Title
Female Prisoner Attitudes Toward Sex Offenders (F-PATSO): A Preliminary Comparison Using the Community Attitudes Toward Sex Offenders(CATSO-R) Scale
Document Type
Student Presentation
Presentation Date
4-15-2013
Faculty Sponsor
Andy Giacomazzi
Abstract
The social phenomenon of mass incarceration has opened the door to a full-range of perplexing issues that continue to puzzle researchers and policy makers. One obdurate social problem is sexual offending, which seems immune to the “evolving standards of decency” ideas espoused by the U.S. Supreme Court. In fact, sex offenses are a ubiquitous fact of life – directly or indirectly – for many people in the United States. Not even the 2003 presidential mandate called the Prison Rape Elimination Act, has positively affected the problem of sexual victimization in prison.

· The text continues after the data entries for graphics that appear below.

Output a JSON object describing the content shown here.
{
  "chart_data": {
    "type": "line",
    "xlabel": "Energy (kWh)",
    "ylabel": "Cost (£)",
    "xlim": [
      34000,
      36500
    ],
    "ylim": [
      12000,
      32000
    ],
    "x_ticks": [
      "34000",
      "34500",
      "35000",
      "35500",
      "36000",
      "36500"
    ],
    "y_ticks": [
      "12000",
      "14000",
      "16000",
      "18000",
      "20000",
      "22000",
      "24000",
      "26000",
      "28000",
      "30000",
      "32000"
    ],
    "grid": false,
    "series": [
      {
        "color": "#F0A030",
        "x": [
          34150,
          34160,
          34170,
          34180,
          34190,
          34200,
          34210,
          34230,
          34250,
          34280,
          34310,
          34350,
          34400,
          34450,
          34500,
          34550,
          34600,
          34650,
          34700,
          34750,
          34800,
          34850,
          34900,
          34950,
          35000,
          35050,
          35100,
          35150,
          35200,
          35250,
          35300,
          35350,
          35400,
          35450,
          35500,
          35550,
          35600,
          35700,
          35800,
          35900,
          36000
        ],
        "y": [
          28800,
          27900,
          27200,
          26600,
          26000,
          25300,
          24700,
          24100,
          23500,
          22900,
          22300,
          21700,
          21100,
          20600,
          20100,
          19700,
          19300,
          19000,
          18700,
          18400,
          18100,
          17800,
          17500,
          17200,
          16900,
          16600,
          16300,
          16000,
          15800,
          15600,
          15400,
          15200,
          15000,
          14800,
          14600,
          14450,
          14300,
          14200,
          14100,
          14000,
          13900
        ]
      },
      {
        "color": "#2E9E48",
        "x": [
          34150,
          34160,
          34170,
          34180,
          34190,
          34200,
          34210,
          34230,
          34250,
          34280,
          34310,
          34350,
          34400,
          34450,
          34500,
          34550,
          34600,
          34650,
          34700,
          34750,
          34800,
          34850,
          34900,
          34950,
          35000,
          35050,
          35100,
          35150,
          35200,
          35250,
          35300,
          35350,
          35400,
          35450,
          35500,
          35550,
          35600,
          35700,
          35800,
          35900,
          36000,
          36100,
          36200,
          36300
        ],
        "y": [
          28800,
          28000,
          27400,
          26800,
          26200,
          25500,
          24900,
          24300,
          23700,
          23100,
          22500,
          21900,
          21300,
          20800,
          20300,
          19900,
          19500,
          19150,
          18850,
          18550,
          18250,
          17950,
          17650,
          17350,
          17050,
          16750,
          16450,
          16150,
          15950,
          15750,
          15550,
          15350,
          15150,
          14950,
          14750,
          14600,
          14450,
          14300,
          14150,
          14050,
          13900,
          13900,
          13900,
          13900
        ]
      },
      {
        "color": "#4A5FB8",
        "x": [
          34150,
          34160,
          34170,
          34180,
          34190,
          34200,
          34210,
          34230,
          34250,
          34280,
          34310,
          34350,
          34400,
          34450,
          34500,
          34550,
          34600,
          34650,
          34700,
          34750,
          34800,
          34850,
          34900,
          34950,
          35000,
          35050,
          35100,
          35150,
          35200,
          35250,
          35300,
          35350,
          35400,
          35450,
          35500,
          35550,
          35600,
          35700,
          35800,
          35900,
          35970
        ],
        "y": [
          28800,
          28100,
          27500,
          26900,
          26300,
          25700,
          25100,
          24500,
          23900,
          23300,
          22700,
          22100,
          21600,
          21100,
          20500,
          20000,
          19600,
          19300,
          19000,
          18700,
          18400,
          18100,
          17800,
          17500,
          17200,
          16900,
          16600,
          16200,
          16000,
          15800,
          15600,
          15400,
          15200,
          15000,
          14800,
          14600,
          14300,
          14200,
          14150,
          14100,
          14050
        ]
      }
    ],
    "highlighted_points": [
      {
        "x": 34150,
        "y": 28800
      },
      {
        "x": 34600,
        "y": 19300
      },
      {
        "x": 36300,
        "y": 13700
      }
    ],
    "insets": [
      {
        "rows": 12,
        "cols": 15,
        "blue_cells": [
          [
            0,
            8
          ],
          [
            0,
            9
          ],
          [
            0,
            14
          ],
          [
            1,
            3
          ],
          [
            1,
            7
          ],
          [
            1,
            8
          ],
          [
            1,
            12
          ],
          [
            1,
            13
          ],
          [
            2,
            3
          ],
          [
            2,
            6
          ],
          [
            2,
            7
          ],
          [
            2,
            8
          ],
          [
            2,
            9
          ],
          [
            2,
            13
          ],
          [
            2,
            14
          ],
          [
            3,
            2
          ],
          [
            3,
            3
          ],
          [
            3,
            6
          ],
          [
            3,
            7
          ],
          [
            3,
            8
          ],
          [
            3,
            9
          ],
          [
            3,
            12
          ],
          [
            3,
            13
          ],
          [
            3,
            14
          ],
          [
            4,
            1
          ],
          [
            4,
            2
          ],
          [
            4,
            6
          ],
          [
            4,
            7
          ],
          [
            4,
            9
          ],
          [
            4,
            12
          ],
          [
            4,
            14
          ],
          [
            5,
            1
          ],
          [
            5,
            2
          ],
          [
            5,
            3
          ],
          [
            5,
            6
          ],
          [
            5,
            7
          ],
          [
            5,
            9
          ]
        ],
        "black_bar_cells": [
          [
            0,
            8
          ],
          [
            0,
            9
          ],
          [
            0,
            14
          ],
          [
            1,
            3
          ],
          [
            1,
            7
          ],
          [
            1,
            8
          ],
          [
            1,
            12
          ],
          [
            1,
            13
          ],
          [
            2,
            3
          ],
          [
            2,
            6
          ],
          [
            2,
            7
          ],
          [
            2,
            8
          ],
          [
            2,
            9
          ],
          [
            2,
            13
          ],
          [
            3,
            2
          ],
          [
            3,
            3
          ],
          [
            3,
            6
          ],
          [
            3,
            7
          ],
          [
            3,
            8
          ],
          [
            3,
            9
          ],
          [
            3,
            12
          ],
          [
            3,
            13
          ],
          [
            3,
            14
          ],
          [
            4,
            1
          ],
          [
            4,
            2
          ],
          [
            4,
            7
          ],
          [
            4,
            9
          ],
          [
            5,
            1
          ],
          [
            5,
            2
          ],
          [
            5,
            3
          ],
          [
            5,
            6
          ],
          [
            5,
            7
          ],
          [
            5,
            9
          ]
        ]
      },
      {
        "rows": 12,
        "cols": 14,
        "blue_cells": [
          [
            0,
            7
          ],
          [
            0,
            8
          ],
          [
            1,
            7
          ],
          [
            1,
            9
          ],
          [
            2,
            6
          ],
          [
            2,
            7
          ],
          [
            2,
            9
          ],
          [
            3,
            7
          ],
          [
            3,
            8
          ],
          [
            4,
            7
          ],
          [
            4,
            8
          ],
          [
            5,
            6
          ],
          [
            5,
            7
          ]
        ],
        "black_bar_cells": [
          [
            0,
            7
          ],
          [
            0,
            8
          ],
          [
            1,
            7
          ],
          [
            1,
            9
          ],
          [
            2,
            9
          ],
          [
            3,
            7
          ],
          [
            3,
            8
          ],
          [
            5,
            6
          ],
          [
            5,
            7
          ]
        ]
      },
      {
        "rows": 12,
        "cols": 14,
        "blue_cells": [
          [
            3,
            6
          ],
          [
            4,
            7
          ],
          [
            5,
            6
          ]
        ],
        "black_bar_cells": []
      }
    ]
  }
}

In this preliminary study, over one hundred, female state prisoners were surveyed using the CATSO-R (Community Attitudes Toward Sex Offender) scale to determine if they hold stereotypical and misconceived attitudes about sex offenders. The findings indicate that female prisoners, a majority of whom have been victims of sexual abuse or sexual assault, do NOT have stereotypical attitudes; instead, they express attitudes similar to professionals, who work with sex offenders and/or their victims. The purpose of this research is to improve prison policies dealing with sexual victimization by revealing a piece of the prison rape and prison violence puzzle, which may lay hidden in the attitudes of men and women held captive in U.S. prisons.